Go to a party for a few hours, “but why didn’t you stay longer?”
Have other plans the one day a week we have as a family with no sports and no work for my husband, “you should have cleared your plans with us first.”
This is why setting boundaries with people that have never had any boundaries set on them before is so difficult: they don’t like it, and become completely unreasonable and irrational. Because really, what kind of a person sits by the clock keeping time as to how long you stay at a party, or actually has the gaul to suggest people check with their social schedules before making their own plans? For their own lives.
I’ll tell you what kind: a toxic person.
Toxic People That Are Family Are Still Toxic, and Being Family Does Not Mean You Owe Them Anything
A meme went around the Internet the other day, something to that effect. You do not owe anyone anything, especially toxic people and in particular family that is toxic. Blood relation does not mean that a person has an uninhibited license to treat you like shit. Being someone’s cousin’s cousin or sister-in-law’s mother or even a closer relative, like a brother or a mother – be it by blood, marriage, or another association that makes these people call themselves family – does not predicate any obligation what.so.ever.
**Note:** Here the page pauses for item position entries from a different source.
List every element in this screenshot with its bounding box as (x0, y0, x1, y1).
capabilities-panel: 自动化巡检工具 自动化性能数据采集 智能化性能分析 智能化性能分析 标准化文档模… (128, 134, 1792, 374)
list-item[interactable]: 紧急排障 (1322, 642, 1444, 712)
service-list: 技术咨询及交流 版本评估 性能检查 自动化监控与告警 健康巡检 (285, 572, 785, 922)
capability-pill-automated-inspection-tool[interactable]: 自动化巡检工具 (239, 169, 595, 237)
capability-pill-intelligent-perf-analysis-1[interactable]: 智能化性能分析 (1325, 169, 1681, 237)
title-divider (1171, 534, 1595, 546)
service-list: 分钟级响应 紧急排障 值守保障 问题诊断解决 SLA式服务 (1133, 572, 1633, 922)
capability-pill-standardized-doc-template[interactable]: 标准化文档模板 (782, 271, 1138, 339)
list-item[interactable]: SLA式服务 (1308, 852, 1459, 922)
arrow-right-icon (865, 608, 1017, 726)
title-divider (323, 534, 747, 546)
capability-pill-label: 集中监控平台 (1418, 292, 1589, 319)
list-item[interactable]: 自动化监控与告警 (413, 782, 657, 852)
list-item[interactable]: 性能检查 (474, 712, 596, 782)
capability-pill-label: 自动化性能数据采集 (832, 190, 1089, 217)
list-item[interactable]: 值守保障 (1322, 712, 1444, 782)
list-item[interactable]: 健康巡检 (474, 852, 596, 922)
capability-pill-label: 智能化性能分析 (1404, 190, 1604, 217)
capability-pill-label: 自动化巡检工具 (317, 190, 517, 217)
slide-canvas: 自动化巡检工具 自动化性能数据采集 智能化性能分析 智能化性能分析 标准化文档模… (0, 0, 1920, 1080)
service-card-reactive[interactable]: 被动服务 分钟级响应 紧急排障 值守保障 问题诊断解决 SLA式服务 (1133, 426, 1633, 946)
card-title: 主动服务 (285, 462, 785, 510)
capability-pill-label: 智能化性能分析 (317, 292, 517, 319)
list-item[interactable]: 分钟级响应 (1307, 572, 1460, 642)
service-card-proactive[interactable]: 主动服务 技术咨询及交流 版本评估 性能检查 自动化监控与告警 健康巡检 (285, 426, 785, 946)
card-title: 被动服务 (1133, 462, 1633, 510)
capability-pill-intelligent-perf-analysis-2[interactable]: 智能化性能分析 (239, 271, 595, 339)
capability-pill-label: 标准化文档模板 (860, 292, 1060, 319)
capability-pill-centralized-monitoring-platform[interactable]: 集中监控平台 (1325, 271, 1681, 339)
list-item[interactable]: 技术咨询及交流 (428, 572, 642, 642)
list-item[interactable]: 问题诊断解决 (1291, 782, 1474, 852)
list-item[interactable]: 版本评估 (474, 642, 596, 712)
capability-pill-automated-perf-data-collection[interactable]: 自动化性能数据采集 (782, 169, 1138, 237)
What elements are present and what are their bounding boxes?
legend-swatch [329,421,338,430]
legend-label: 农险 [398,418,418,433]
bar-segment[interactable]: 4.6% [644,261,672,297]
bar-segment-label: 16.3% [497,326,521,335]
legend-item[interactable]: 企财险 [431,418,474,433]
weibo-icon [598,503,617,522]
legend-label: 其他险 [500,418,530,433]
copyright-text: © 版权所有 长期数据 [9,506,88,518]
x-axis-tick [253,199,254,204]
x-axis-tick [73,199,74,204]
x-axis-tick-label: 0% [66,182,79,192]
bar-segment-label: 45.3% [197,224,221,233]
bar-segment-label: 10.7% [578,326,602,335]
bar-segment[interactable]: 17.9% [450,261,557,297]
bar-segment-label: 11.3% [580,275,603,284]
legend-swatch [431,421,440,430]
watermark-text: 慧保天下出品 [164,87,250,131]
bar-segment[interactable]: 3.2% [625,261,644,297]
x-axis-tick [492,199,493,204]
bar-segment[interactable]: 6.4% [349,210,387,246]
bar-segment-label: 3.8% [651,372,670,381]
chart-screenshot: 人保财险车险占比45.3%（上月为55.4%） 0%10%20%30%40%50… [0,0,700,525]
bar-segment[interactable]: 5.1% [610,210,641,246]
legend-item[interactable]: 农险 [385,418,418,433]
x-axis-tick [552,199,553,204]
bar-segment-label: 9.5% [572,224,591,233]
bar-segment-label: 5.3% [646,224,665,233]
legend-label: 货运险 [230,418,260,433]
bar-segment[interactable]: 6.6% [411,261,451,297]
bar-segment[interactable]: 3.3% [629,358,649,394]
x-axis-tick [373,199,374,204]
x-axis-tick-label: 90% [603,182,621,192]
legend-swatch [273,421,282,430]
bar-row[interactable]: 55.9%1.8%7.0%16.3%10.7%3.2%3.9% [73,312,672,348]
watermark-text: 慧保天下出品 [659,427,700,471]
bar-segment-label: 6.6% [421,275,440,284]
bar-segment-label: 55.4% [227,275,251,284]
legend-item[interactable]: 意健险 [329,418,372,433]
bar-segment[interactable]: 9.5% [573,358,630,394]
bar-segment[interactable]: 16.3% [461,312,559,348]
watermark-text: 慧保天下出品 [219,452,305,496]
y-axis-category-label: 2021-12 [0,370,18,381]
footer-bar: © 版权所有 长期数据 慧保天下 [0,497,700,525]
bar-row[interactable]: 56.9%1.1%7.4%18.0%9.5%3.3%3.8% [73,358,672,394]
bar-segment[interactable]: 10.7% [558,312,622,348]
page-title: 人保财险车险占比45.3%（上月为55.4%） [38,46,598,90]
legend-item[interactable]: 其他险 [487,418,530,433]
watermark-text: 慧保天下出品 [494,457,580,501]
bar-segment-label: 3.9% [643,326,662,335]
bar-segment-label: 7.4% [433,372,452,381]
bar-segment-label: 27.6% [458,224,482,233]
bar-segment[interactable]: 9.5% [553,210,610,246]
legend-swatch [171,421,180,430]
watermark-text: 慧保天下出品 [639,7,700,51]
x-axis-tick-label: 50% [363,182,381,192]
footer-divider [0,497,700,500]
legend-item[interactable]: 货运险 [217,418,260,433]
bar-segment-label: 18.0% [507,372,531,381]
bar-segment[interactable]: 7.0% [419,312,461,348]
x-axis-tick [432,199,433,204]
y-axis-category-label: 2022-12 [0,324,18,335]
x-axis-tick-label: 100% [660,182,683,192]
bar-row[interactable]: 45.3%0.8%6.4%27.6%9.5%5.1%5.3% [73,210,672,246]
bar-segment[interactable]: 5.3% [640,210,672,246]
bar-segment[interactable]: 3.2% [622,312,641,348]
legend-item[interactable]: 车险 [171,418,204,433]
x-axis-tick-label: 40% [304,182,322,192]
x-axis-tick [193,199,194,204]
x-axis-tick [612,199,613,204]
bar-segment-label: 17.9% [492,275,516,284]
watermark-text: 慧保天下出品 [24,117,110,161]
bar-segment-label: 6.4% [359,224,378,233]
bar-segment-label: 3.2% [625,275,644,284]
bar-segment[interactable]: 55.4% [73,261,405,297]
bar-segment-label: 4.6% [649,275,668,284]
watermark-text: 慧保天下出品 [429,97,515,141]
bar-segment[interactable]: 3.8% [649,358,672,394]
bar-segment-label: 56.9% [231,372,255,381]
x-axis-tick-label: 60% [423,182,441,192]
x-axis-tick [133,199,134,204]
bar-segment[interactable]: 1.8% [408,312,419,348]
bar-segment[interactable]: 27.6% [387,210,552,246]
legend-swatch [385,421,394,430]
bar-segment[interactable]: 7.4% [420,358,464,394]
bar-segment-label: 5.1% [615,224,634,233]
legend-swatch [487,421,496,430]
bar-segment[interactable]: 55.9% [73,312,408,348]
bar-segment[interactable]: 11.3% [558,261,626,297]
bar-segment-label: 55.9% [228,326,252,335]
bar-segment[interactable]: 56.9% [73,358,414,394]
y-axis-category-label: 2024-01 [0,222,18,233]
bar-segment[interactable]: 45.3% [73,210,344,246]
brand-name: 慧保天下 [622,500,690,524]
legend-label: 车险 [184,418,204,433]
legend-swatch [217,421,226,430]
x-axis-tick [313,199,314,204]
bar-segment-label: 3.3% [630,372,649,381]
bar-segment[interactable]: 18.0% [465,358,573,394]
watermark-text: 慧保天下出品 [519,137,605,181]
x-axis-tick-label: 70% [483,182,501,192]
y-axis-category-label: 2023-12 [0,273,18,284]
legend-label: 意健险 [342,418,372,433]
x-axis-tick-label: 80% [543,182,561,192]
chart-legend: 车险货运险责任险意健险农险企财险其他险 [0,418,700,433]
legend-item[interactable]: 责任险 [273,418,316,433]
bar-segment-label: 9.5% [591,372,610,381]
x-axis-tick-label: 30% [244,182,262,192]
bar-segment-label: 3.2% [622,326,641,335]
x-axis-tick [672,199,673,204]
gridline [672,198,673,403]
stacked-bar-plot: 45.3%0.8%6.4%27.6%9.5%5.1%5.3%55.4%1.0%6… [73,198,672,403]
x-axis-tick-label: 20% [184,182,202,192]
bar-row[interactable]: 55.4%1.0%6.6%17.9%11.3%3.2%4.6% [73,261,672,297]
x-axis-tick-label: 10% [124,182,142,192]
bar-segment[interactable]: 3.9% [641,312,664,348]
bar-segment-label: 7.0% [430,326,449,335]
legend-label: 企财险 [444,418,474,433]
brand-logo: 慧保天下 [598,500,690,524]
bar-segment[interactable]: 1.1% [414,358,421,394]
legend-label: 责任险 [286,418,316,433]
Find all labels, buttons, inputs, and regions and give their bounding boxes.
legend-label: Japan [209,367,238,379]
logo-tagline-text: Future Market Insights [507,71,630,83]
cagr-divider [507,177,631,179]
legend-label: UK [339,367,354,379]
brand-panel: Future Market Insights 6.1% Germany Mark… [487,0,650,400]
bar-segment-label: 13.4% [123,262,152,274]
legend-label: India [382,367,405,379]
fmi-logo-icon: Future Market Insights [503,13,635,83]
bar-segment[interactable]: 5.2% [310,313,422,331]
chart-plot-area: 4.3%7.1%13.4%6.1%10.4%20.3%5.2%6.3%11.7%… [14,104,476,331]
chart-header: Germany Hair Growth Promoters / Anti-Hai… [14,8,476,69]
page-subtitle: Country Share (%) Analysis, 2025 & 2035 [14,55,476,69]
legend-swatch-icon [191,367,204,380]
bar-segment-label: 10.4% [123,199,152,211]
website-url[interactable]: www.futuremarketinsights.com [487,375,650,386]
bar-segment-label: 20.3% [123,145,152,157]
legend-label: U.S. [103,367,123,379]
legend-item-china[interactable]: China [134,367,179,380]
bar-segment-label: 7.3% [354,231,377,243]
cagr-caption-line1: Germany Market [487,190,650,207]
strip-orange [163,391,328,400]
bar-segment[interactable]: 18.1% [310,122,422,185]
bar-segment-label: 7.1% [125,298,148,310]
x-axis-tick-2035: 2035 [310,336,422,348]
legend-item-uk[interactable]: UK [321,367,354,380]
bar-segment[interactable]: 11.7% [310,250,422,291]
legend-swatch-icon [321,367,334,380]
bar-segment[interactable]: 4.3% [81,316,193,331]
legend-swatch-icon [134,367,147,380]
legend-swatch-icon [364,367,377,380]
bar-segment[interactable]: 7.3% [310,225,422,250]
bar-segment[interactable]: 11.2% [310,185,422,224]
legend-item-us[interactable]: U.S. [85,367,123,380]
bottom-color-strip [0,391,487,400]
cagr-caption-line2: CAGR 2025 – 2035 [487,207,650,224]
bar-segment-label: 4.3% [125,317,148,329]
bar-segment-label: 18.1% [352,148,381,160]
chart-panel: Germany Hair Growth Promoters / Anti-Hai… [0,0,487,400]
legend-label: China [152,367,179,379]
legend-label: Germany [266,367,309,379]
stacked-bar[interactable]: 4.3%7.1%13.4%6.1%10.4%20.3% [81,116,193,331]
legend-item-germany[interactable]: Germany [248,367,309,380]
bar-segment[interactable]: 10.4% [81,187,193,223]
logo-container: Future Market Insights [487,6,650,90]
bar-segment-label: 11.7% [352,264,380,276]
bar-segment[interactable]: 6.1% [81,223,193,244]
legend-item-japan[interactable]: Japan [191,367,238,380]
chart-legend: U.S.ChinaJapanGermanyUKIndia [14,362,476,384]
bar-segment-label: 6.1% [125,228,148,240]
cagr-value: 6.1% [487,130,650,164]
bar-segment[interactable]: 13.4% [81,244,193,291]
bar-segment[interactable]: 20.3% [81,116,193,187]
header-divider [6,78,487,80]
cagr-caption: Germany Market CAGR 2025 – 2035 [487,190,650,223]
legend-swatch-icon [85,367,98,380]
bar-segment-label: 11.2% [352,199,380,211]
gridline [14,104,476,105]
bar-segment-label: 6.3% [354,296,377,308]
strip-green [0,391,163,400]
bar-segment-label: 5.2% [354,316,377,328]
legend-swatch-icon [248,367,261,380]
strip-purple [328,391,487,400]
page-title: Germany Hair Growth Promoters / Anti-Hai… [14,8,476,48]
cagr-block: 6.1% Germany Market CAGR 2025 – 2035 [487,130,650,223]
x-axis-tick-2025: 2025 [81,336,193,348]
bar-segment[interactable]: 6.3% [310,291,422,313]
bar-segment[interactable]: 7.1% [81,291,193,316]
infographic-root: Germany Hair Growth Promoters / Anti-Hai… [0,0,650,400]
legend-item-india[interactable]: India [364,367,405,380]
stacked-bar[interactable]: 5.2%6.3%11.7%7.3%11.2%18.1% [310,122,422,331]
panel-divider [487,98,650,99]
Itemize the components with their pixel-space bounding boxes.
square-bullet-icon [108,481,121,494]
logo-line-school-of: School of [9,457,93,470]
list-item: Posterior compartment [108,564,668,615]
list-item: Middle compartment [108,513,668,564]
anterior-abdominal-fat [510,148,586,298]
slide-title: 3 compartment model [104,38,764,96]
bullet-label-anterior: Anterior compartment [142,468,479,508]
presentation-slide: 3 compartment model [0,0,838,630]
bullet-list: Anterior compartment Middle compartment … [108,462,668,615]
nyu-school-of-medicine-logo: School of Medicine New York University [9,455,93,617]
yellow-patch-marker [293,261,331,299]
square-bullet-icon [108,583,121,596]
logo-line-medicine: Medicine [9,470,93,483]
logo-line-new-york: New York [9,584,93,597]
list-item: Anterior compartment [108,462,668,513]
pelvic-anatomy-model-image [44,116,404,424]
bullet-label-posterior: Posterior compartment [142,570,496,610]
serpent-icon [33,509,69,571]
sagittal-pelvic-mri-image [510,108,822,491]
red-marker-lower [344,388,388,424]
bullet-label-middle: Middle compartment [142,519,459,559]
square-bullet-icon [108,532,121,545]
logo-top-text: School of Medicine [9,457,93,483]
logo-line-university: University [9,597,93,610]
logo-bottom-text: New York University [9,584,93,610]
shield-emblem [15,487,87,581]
Let me be clear: the minute you identify a person as toxic to you, any obligations or shit you owe them (for example: owing someone for giving you life, as I often hear my father say) go out the window. Out the window. Out the fucking window. Out the fucking window and miles away.
You paid your debts to them tenfold just dealing with their toxicity for however long you dealt with it. Even if it was only once and for just a day.
And so for this reason, my husband and I have taken a pledge to our selves and to our kids to cut out all the toxic shit we have dealt with for so long. People want to say nasty things, be nasty people, and act in nasty ways? Well they will be flushed out with all the other nasty toxic shit that gets flushed out of our lives on a daily basis. We don’t owe anyone anything, especially our happiness and senses of self worth. And our kids deserve to be surrounded by good people, or else that cycle of being surrounded by bad ones will just continue.
I’m not saying that everyone in my or my husband’s families are toxic; and honestly this post isn’t about us or them or a particular incident. I’ve only been thinking about this lately because I’m just so tired of being mad at myself for letting people treat us, and me, in ways that I would never treat someone else. And I’m even more tired of seeing and hearing people overlook bad behavior for the sake of the family. What about the sake of the self? Does that not matter anymore?